I’ll close on a point drawn from my lowland South American research. I worked for over 20 years with Guaraní-speaking Indigenous people, principally in Bolivia. One of the features that marked the encounter of Guaraní-speaking people with European colonizers was the way missionaries—Jesuits, most famously—interpreted Guaraní cosmology as being uniquely compatible with Christian theology. They found features of Guaraní myth and religious practice as either “prefigurative” of the coming of Christ, or as being marked by an actual prior encounter with Christianity: Stories of the culture hero Pai Sume were supposed to encode a memory of a visit from the disciple Thomas, for example.
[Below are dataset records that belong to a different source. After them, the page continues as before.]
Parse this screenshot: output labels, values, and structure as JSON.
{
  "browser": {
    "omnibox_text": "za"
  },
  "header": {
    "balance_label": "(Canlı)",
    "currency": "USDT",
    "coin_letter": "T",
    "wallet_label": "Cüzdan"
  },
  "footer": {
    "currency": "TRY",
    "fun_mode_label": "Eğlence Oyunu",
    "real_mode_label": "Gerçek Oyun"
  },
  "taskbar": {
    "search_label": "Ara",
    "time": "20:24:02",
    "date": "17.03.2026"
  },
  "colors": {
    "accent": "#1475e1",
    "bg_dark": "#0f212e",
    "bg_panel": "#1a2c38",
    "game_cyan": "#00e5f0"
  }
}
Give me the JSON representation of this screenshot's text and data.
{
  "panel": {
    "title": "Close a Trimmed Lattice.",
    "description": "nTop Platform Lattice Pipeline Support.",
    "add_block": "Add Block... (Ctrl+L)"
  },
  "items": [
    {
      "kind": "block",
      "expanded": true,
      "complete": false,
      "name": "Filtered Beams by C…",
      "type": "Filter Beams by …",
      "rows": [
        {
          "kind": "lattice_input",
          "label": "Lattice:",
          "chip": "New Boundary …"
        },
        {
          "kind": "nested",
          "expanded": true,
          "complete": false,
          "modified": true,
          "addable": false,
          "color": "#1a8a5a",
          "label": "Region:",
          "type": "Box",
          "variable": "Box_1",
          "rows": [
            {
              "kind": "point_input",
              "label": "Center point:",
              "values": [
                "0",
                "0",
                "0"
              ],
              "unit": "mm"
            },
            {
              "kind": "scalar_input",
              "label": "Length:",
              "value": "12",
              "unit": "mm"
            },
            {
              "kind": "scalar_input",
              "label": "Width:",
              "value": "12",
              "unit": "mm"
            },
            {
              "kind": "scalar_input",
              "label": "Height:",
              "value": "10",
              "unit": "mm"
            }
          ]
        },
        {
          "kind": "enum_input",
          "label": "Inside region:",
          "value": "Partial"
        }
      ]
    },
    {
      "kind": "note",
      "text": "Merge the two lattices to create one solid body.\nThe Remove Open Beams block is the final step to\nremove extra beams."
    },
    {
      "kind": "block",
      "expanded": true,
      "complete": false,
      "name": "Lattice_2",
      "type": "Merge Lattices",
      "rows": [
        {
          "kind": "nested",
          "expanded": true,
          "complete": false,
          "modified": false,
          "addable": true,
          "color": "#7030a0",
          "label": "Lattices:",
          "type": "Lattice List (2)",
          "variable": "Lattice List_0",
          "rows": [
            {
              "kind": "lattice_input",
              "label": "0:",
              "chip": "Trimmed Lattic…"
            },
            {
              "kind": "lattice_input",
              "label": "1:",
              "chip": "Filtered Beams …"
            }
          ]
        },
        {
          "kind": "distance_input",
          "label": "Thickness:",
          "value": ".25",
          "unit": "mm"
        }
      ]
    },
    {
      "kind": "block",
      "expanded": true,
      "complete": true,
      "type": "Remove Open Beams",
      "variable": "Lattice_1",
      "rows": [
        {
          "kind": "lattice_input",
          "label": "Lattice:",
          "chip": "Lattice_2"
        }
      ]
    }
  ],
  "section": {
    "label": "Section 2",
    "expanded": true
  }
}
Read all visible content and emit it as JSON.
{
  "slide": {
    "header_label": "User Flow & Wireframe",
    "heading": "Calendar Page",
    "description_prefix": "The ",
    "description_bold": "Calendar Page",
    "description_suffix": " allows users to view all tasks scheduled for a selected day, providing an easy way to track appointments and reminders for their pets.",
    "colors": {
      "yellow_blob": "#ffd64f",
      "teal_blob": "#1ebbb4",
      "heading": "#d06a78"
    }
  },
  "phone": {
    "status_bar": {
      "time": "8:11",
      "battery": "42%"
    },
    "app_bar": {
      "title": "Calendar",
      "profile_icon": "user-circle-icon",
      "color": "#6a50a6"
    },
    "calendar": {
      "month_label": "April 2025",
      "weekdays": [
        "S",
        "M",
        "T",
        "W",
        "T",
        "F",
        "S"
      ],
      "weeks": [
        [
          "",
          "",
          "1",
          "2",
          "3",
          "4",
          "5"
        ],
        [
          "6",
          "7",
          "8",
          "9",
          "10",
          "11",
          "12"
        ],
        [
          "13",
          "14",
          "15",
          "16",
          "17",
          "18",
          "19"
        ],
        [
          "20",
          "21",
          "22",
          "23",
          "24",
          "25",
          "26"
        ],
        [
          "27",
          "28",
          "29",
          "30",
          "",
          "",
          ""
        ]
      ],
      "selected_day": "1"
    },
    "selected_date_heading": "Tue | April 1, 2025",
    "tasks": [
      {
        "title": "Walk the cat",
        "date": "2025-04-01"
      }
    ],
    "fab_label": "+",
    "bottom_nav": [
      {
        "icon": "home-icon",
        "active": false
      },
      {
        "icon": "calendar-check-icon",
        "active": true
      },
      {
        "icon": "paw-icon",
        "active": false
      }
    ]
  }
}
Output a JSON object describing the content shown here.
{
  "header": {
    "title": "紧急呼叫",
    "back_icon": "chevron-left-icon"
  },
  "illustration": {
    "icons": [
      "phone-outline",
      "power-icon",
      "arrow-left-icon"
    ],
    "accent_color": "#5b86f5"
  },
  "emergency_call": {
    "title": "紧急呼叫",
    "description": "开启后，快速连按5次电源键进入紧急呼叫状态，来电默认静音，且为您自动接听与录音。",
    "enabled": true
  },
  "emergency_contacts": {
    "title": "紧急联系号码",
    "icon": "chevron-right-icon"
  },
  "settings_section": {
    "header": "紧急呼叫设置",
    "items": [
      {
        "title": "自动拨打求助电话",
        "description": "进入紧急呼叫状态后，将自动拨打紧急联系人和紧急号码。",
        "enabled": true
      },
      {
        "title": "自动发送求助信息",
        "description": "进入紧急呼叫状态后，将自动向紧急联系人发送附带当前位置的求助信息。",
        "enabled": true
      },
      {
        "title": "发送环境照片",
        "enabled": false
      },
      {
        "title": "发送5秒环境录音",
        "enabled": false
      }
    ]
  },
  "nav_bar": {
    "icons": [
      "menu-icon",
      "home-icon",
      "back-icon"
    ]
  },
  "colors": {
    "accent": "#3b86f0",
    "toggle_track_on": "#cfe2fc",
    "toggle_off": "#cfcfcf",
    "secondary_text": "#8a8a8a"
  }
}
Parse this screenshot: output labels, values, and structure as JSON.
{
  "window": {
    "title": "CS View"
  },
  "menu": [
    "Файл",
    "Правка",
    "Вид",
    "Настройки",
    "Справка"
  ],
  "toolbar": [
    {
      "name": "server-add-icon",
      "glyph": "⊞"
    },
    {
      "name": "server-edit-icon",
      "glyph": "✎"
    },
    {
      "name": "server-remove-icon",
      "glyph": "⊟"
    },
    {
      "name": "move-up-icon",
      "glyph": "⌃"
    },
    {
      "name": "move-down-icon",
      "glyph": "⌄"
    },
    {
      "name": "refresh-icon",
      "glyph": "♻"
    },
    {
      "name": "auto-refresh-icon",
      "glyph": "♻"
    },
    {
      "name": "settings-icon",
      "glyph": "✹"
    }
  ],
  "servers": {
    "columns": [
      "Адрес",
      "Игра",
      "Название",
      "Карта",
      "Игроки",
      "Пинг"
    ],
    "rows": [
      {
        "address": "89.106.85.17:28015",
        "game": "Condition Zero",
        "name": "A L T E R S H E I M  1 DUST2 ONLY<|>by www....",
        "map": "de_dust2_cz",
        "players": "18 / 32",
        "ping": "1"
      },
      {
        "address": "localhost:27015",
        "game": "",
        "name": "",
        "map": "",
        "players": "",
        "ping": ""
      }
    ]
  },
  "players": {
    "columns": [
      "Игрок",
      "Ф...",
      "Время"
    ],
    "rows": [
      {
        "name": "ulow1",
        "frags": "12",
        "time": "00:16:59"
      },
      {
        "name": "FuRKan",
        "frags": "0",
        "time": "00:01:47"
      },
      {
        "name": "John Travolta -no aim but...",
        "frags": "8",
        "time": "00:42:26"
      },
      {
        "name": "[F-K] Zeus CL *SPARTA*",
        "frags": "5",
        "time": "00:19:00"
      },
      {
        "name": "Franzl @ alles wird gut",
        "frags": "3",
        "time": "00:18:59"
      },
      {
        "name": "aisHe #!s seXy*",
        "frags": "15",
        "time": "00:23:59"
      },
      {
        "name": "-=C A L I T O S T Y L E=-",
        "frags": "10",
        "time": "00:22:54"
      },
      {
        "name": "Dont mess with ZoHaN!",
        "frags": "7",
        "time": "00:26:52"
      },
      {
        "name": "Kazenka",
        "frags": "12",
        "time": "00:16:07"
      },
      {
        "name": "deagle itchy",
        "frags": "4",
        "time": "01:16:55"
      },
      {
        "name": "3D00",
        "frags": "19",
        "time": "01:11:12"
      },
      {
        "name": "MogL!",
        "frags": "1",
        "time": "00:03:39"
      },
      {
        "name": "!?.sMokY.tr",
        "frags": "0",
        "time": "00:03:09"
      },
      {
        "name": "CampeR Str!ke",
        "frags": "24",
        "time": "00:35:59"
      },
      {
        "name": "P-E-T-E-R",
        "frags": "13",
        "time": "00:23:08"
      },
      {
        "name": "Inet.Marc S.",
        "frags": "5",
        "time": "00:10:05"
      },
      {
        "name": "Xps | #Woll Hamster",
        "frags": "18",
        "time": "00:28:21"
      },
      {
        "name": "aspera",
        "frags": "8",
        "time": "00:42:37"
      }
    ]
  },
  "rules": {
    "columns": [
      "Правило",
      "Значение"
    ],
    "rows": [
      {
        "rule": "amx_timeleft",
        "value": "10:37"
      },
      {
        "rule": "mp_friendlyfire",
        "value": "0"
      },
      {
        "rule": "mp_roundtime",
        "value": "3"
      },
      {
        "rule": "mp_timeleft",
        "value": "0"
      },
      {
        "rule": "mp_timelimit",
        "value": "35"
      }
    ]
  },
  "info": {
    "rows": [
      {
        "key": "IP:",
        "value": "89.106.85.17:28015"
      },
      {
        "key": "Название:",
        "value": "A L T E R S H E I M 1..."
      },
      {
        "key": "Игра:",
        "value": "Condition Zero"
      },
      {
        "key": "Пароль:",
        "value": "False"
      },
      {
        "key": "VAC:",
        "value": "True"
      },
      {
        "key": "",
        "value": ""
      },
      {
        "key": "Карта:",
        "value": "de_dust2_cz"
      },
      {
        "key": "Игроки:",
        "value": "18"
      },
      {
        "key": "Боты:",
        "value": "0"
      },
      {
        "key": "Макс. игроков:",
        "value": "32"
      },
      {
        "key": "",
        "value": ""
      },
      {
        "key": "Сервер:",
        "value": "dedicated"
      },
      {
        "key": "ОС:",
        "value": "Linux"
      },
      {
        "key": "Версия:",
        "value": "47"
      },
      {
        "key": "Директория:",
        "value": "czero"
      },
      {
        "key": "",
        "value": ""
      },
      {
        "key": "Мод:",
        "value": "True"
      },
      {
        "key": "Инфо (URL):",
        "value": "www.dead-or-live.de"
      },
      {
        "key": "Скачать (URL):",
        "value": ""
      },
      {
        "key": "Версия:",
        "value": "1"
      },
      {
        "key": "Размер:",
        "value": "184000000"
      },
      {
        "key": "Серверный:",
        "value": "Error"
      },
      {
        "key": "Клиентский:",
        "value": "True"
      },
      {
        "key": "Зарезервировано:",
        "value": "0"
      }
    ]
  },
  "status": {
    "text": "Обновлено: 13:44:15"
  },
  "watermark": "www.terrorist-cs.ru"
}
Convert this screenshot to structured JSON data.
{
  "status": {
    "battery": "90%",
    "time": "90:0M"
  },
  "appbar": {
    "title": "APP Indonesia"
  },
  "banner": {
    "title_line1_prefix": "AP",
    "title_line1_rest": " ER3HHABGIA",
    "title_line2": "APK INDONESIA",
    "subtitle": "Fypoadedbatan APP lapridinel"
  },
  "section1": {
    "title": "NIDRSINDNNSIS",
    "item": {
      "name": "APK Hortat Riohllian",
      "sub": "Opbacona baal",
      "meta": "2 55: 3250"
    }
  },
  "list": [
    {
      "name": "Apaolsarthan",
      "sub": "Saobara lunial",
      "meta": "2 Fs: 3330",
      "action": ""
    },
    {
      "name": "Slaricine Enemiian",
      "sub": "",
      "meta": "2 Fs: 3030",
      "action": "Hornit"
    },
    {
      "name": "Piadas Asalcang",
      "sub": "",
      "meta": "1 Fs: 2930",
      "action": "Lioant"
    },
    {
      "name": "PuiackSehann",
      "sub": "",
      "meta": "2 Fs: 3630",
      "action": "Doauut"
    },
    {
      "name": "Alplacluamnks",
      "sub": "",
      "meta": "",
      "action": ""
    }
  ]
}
The way contemporary trans ideology assimilates any number of world cultural practices as evidence of the existential universality of transness—hijras in South Asia, two-spirit people in North America, bancis in Indonesia, bacha bazi and bacha posh in Afghanistan, sworn virgins of the Balkans, and so on—is quite similar. As with European Christian projections on to Guaraní culture, this is what happens when adherents of a totalizing worldview subject the truth about the outside world to their own narrow preconceptions. Anthropology taught me how to spot this instinct. Gender-critical feminists taught me how to stand up to it.